The suit says the Vermont law is unconstitutional, because it forces food companies to label their products without a compelling government interest.
“Vermont’s mandatory GMO labeling law – Act 120 – is a costly and misguided measure that will set the nation on a path toward a 50-state patchwork of GMO labeling policies that do nothing to advance the health and safety of consumers,” the Grocery Manufacturers Association said in a statement.
The GMA was joined in the lawsuit by the Snack Food Association, the Intenational Dairy Foods Association, and the National Association of Manufacturers.
The 21 page complaint says the law violates the Constitution on a number of counts. It says the supremacy clause of the Constitution pre-empts Vermont from enacting a state labeling requirement. It says the law would restrict trade between states, and therefore violates the commerce clause of the Constitution, and it says the law illegally regulates commercial speech.
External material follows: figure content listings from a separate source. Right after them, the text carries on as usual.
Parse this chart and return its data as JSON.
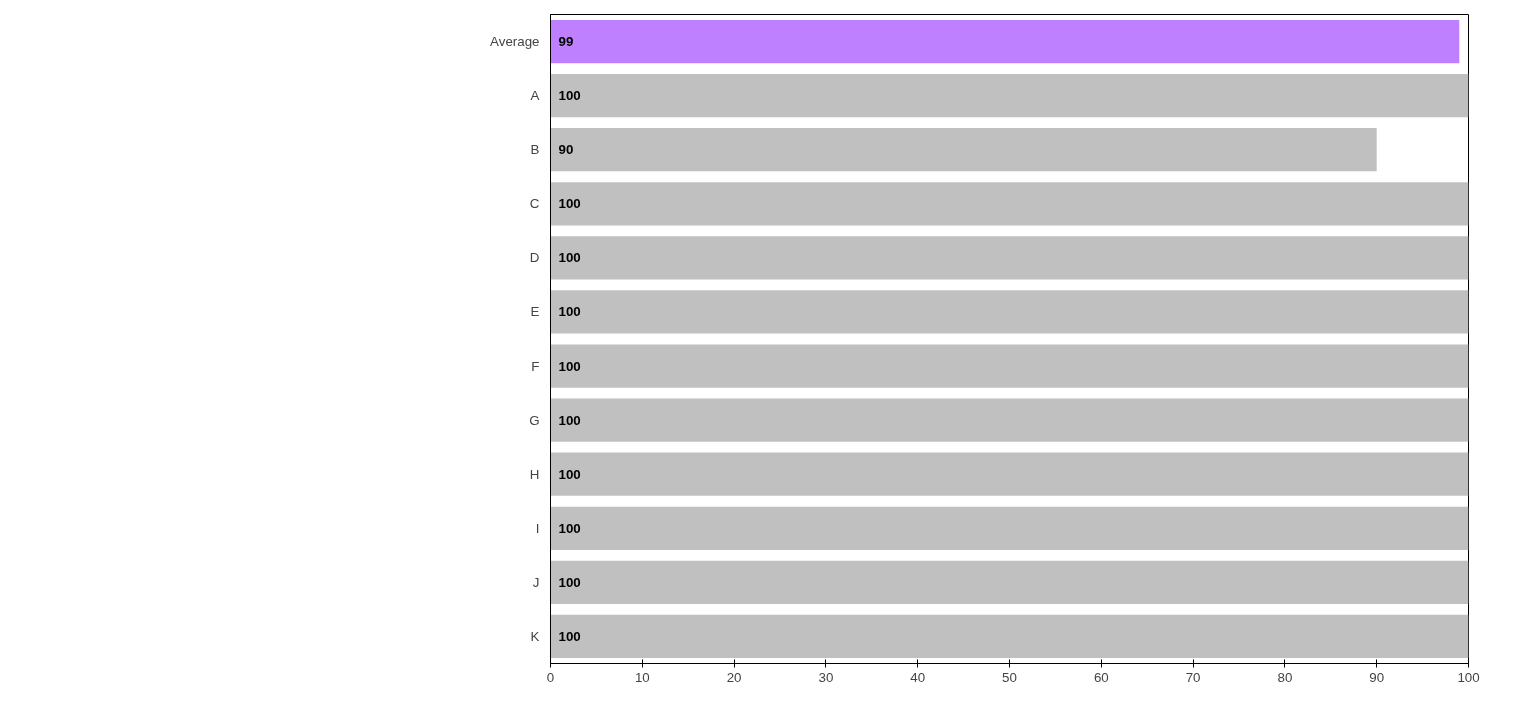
{
  "chart_data": {
    "type": "bar",
    "orientation": "horizontal",
    "categories": [
      "Average",
      "A",
      "B",
      "C",
      "D",
      "E",
      "F",
      "G",
      "H",
      "I",
      "J",
      "K"
    ],
    "values": [
      99,
      100,
      90,
      100,
      100,
      100,
      100,
      100,
      100,
      100,
      100,
      100
    ],
    "colors": [
      "#bf80ff",
      "#c0c0c0",
      "#c0c0c0",
      "#c0c0c0",
      "#c0c0c0",
      "#c0c0c0",
      "#c0c0c0",
      "#c0c0c0",
      "#c0c0c0",
      "#c0c0c0",
      "#c0c0c0",
      "#c0c0c0"
    ],
    "xlim": [
      0,
      100
    ],
    "xticks": [
      0,
      10,
      20,
      30,
      40,
      50,
      60,
      70,
      80,
      90,
      100
    ],
    "data_labels": true,
    "grid": false
  }
}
“Act 120 imposes burdensome new speech requirements – and restrictions – that will affect, by Vermont’s count, eight out of every ten foods at the grocery store. Yet Vermont has effectively conceded this law has no basis in health, safety, or science. That is why a number of product categories, including milk, meat, restaurant items and alcohol, are exempt from the law. This means that many foods containing GMO ingredients will not actually disclose that fact.”
The federal complaint says federal regulatory agencies – the Food and Drug Administration and the Environmental Protection Agency – have reviewed GMOs and found them safe.
The legislature passed the labeling requirement this year, and Gov. Peter Shumlin signed into law in May. The attorney general’s office expected a legal challenge. The state set up a legal defense fund to defend the law.